Another academic opportunity for which I am ineligible because of the conglomerate

March 9, 2017




That's an email that I was sent yesterday.  It was sent to me because of my final grades from the Spring 2016 semester. 

I can't apply for the award.  Two of the four professors that I had during that semester falsely accused me of harassment and inappropriate behavior.  Even though their claims were proven false, and I had an A in each of their classes, those are two references which I can't ask for or obtain.   

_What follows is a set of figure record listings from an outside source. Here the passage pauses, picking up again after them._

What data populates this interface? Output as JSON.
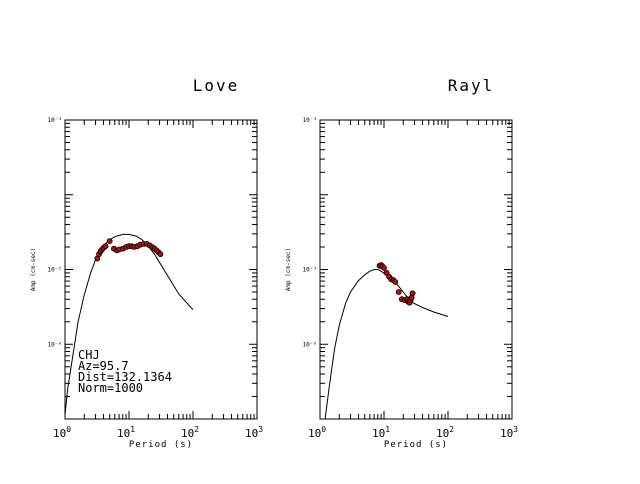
{
  "chart_data": [
    {
      "type": "line",
      "title": "Love",
      "xlabel": "Period (s)",
      "ylabel": "Amp (cm-sec)",
      "x_scale": "log",
      "y_scale": "log",
      "xlim": [
        1,
        1000
      ],
      "ylim": [
        1e-07,
        0.001
      ],
      "x_tick_labels": [
        {
          "base": "10",
          "exp": "0"
        },
        {
          "base": "10",
          "exp": "1"
        },
        {
          "base": "10",
          "exp": "2"
        },
        {
          "base": "10",
          "exp": "3"
        }
      ],
      "y_tick_labels": [
        "10⁻³",
        "10⁻⁵",
        "10⁻⁶"
      ],
      "annotations": [
        "CHJ",
        "Az=95.7",
        "Dist=132.1364",
        "Norm=1000"
      ],
      "marker_color": "#b01010",
      "series": [
        {
          "kind": "line",
          "x": [
            1.0,
            1.1,
            1.3,
            1.6,
            2.0,
            2.5,
            3.0,
            4.0,
            5.0,
            6.0,
            8.0,
            10.0,
            13.0,
            16.0,
            20.0,
            25.0,
            30.0,
            40.0,
            60.0,
            100.0
          ],
          "y": [
            1.12e-07,
            2.5e-07,
            6.3e-07,
            2e-06,
            4.6e-06,
            8.9e-06,
            1.35e-05,
            2.1e-05,
            2.5e-05,
            2.75e-05,
            2.95e-05,
            2.95e-05,
            2.8e-05,
            2.5e-05,
            2.05e-05,
            1.6e-05,
            1.25e-05,
            8.3e-06,
            4.7e-06,
            2.9e-06
          ]
        },
        {
          "kind": "scatter",
          "x": [
            3.2,
            3.4,
            3.6,
            3.8,
            4.0,
            4.3,
            5.0,
            5.8,
            6.5,
            7.0,
            8.0,
            9.0,
            10.0,
            11.0,
            12.0,
            13.5,
            15.0,
            17.0,
            19.0,
            21.0,
            23.0,
            25.0,
            27.0,
            29.0,
            31.0
          ],
          "y": [
            1.4e-05,
            1.6e-05,
            1.75e-05,
            1.85e-05,
            1.95e-05,
            2.05e-05,
            2.4e-05,
            1.9e-05,
            1.8e-05,
            1.85e-05,
            1.9e-05,
            2e-05,
            2.05e-05,
            2.05e-05,
            2e-05,
            2.05e-05,
            2.15e-05,
            2.2e-05,
            2.2e-05,
            2.1e-05,
            2e-05,
            1.9e-05,
            1.8e-05,
            1.7e-05,
            1.6e-05
          ]
        }
      ]
    },
    {
      "type": "line",
      "title": "Rayl",
      "xlabel": "Period (s)",
      "ylabel": "Amp (cm-sec)",
      "x_scale": "log",
      "y_scale": "log",
      "xlim": [
        1,
        1000
      ],
      "ylim": [
        1e-07,
        0.001
      ],
      "x_tick_labels": [
        {
          "base": "10",
          "exp": "0"
        },
        {
          "base": "10",
          "exp": "1"
        },
        {
          "base": "10",
          "exp": "2"
        },
        {
          "base": "10",
          "exp": "3"
        }
      ],
      "y_tick_labels": [
        "10⁻³",
        "10⁻⁵",
        "10⁻⁶"
      ],
      "marker_color": "#b01010",
      "series": [
        {
          "kind": "line",
          "x": [
            1.2,
            1.4,
            1.7,
            2.0,
            2.5,
            3.0,
            4.0,
            5.0,
            6.0,
            7.0,
            8.0,
            9.0,
            10.0,
            12.0,
            14.0,
            16.0,
            18.0,
            20.0,
            22.0,
            25.0,
            30.0,
            40.0,
            60.0,
            100.0
          ],
          "y": [
            1e-07,
            2.8e-07,
            8.9e-07,
            1.8e-06,
            3.5e-06,
            5e-06,
            7.1e-06,
            8.5e-06,
            9.5e-06,
            1e-05,
            1e-05,
            9.5e-06,
            8.9e-06,
            7.9e-06,
            7.1e-06,
            6.3e-06,
            5.6e-06,
            5e-06,
            4.5e-06,
            3.9e-06,
            3.5e-06,
            3.1e-06,
            2.7e-06,
            2.35e-06
          ]
        },
        {
          "kind": "scatter",
          "x": [
            8.5,
            9.0,
            9.5,
            10.0,
            11.0,
            12.0,
            13.0,
            14.0,
            15.0,
            17.0,
            19.0,
            21.0,
            23.0,
            24.0,
            25.0,
            26.0,
            27.0,
            28.0
          ],
          "y": [
            1.12e-05,
            1.15e-05,
            1.1e-05,
            1.05e-05,
            9e-06,
            8e-06,
            7.4e-06,
            7.2e-06,
            6.8e-06,
            5e-06,
            4e-06,
            3.9e-06,
            4e-06,
            3.7e-06,
            3.6e-06,
            3.9e-06,
            4.2e-06,
            4.8e-06
          ]
        }
      ]
    }
  ]
}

I am fortunate that grants have covered all of my school costs so far, other than the $600 that I had to pay the school when I left after starting a class this past summer.  At that time, the student who had harassed me, stalked me and then lied about me to the administration hadn't been confronted by the school.  The professor who had tolerated his behavior in class and who had failed me for her class in retaliation against me for my having asked her and then her supervisor and then the administration to tell him to stop harassing and stalking me hadn't yet been proven to be retaliatory; it took all summer for my grade appeal to be finalized so that my grade was restored to the A that I had earned.  Not only did I feel helpless to stop harassment by other students, I felt that my academic career could be jeopardized if I reported anyone else for harassment and that my academic career definitely would be jeopardized if there was a verbal conflict between me and a harassing student.  I felt that there was nothing else that I could do but not to attend school for the summer or the fall of 2016.

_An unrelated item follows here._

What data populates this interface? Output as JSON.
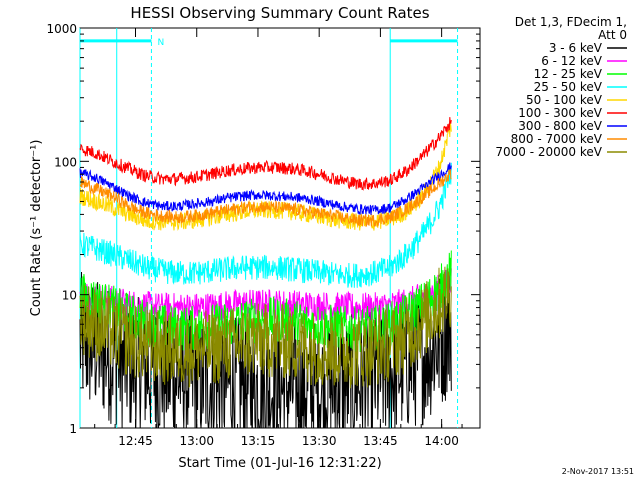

I don't know if I would have started to attend school again this semester, if the student who had continued not to be confronted by the school hadn't started to harass me online in September 2016, using his full name, and if I hadn't then had proof that the administration couldn't continue to refuse to acknowledge.  Until then, the school had refused to acknowledge even knowing who he was, saying that I had failed to identify him by description from a class of fewer than 20 people, in which he was the only person who could be whom I had described.  When I reported his online harassment to the administration in September 2016, the school finally told me that "the identified student" would be accountable for his actions.  That's all I was told, and it hasn't stopped the rumors around school that I was at fault, and it hasn't stopped my being harassed by other students.  

It's not as if he didn't know, as so many people have, that abusing me is a low-risk, high-profit endeavor.